I am part of a club that I don’t want to belong to.  Here I am amongst the champion women of chronic pain, chronic tiredness, chronic everything survivors club. These other women/friends have such better attitudes than me. Tonight my attitude is pure, personal, chronic misery. I feel dreadfully, chronically old. I am 53, I still feel 5 in my mind and over 85 in my body. I think young, I act young and child-like (ok, childish too sometimes) but I move like a very ill old person whose limbs  and joints hurt. Everything hurts me. I know it’s not the end of the world and there are far worse things, but I’ve been going through this for the last three and a half years. It gets better with one medicine and then I have to stop the medicine because of evil side effects.

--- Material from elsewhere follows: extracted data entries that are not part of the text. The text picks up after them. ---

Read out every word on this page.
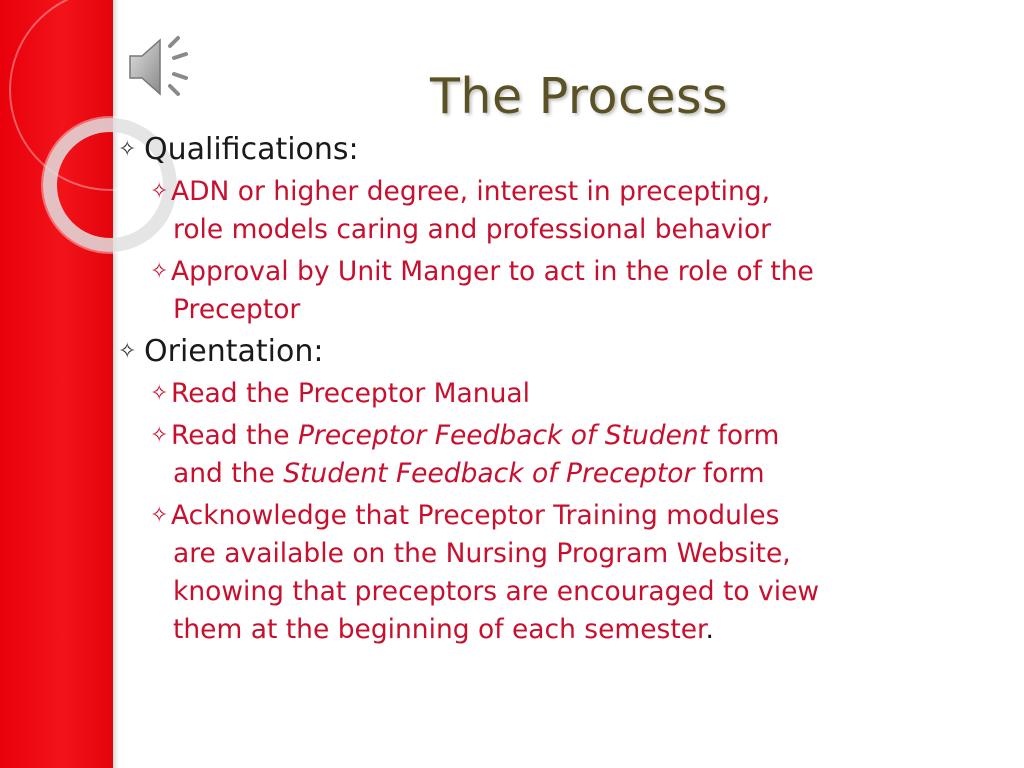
The Process
✧ Qualifications:
✧ ADN or higher degree, interest in precepting,
role models caring and professional behavior
✧ Approval by Unit Manger to act in the role of the
Preceptor
✧ Orientation:
✧ Read the Preceptor Manual
✧ Read the Preceptor Feedback of Student form
and the Student Feedback of Preceptor form
✧ Acknowledge that Preceptor Training modules
are available on the Nursing Program Website,
knowing that preceptors are encouraged to view
them at the beginning of each semester.
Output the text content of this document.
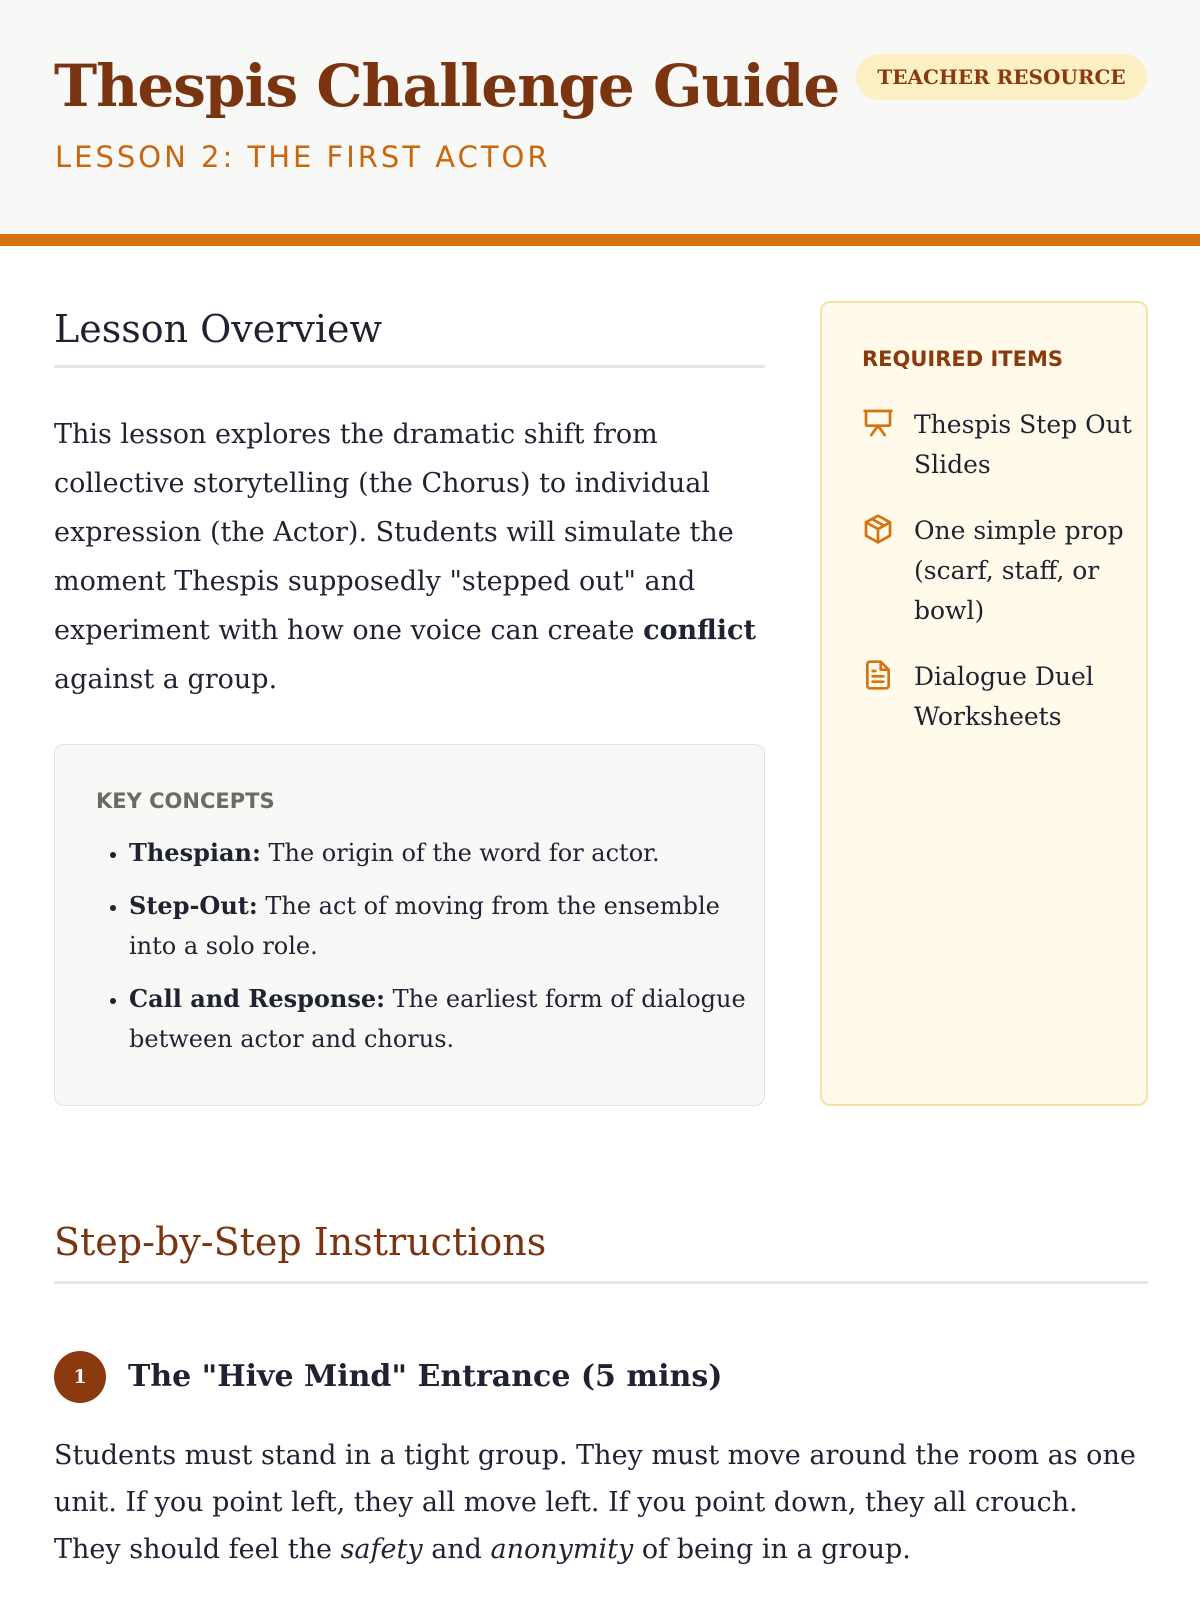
Thespis Challenge Guide
LESSON 2: THE FIRST ACTOR
TEACHER RESOURCE
Lesson Overview

This lesson explores the dramatic shift from collective storytelling (the Chorus) to individual expression (the Actor). Students will simulate the moment Thespis supposedly "stepped out" and experiment with how one voice can create conflict against a group.

KEY CONCEPTS
• Thespian: The origin of the word for actor.
• Step-Out: The act of moving from the ensemble into a solo role.
• Call and Response: The earliest form of dialogue between actor and chorus.
REQUIRED ITEMS
Thespis Step Out Slides
One simple prop (scarf, staff, or bowl)
Dialogue Duel Worksheets
Step-by-Step Instructions
1	The "Hive Mind" Entrance (5 mins)

Students must stand in a tight group. They must move around the room as one unit. If you point left, they all move left. If you point down, they all crouch. They should feel the safety and anonymity of being in a group.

This is medicine number 3 and I don’t see myself going for a 4th. I’m so done.

I am even (gulp) considering a gluten -free diet when I return from vacation (a free cruise, I can’t start now!!)  and when school starts. I’m thinking it over and as much as a foodie as I am my health is more important than the taste of food. I hope. Did I just say that? Seriously?  I wish. I truly believe that because being on a gluten-free diet AND not feeling well will definitely put me over the edge. That, as Oprah says,” I know for sure.” I know there are gluten-free cookbooks out there but honestly, I will not spend my money on Elizabeth Hasselback’s cookbook, no offense. I will probably buy the “other” gluten-free cook book just because I find Elizabeth annoying. I am not saying she is a bad person but she is definitely annoying (not to mention way too conservative).  And so I sit, and wait and creak. Any comments or suggestions from you, my friends, about gluten-free diets would be greatly appreciated especially if you can talk me into being enthusiastic about it!